TV reporter shares the spotlight with her life-saving Inova physician team
Kim Jones, an NFL Network reporter, experienced a terrifying health event in November 2018 while reporting on the Washington Redskins at a press conference.
“My neck got hot on both sides. I walked outside and I tripped. Immediately I knew something was wrong,” recalls Jones.
She returned to the press conference, but soon after only remembers being in and out of consciousness and then being in an ambulance.
Jones was suffering from an aortic dissection, which is a tear in the wall of the artery carrying blood out of the heart. The EMT team initially thought it was a heart attack, but she was transferred to Inova Fairfax Hospital when it was discovered that her aorta was in trouble. (Aortic dissection is the same condition that killed actor John Ritter.)
In an interview on NBC’s morning news program TODAY on February 20, Jones was joined by Inova’s Liam P. Ryan, MD, who serves as Director of Inova’s Aortic Surgery Program.
Dr. Ryan stresses that the symptoms of heart attack and aortic dissection feel very similar to the person experiencing them, so “you should always call 911 if you are having distressing symptoms.”
Seeking emergency care is crucial for another reason: 40 percent of people who present with aortic dissection have no risk factors (such as smoking, high blood pressure, or family history).

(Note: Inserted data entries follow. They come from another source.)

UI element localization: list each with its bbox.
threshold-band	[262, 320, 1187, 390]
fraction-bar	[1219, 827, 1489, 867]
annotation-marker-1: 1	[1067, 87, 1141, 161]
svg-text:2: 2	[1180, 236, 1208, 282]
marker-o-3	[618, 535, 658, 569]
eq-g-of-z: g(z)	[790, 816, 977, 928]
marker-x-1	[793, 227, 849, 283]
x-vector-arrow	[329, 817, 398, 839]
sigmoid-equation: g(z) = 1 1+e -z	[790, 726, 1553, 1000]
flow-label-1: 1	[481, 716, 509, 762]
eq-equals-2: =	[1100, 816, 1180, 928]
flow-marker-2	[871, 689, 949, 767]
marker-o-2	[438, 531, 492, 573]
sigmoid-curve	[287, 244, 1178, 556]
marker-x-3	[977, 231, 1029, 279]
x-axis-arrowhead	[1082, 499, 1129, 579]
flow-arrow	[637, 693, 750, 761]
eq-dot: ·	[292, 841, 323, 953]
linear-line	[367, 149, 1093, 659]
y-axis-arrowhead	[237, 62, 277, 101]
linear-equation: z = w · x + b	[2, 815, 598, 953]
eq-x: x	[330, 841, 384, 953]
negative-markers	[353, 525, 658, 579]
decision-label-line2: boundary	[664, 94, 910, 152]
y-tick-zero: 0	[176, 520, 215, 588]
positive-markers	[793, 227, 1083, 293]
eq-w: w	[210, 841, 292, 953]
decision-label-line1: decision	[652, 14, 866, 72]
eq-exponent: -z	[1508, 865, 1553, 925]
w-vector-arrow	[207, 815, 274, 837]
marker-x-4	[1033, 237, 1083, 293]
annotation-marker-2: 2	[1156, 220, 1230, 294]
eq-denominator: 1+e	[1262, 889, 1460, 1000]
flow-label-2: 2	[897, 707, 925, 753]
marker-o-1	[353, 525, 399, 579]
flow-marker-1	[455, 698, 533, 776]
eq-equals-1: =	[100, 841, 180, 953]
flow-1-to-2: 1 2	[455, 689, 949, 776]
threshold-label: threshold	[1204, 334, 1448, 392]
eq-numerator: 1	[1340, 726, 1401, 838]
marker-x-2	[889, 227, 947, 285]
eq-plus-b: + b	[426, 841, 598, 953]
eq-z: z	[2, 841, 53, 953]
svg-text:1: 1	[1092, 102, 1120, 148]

Dr. Ryan also discussed the question of “benign” heart murmurs as a possible risk factor. A common congenital heart defect is an abnormal aortic valve, which affects 1 to 2 percent of the population. Often the “benign” murmurs are caused by the bicuspid valve, and this condition confers and eight to ten-fold increase in your risk of aortic dissection over your lifetime. For that reason, it is important to have a murmur (or any other symptom) checked out by a cardiologist.
During her two-week recovery at Inova Fairfax Hospital, Jones was effusive in her praise for her doctors and care teams.
“Everyone at this hospital has helped put me back together,” said Jones in an Instagram post from her hospital room, which is featured in the Today Show piece.
Jones also recalls a post-op visit from one of the other key surgeons who helped her, Alan M. Speir, MD.
Dr. Speir told Jones he was sorry about the visible scars she would carry as a result of her lifesaving treatment. But Jones was adamant that she doesn’t mind them.
“The scars are who I am now,” says Jones. “Don’t apologize, because you saved my life.”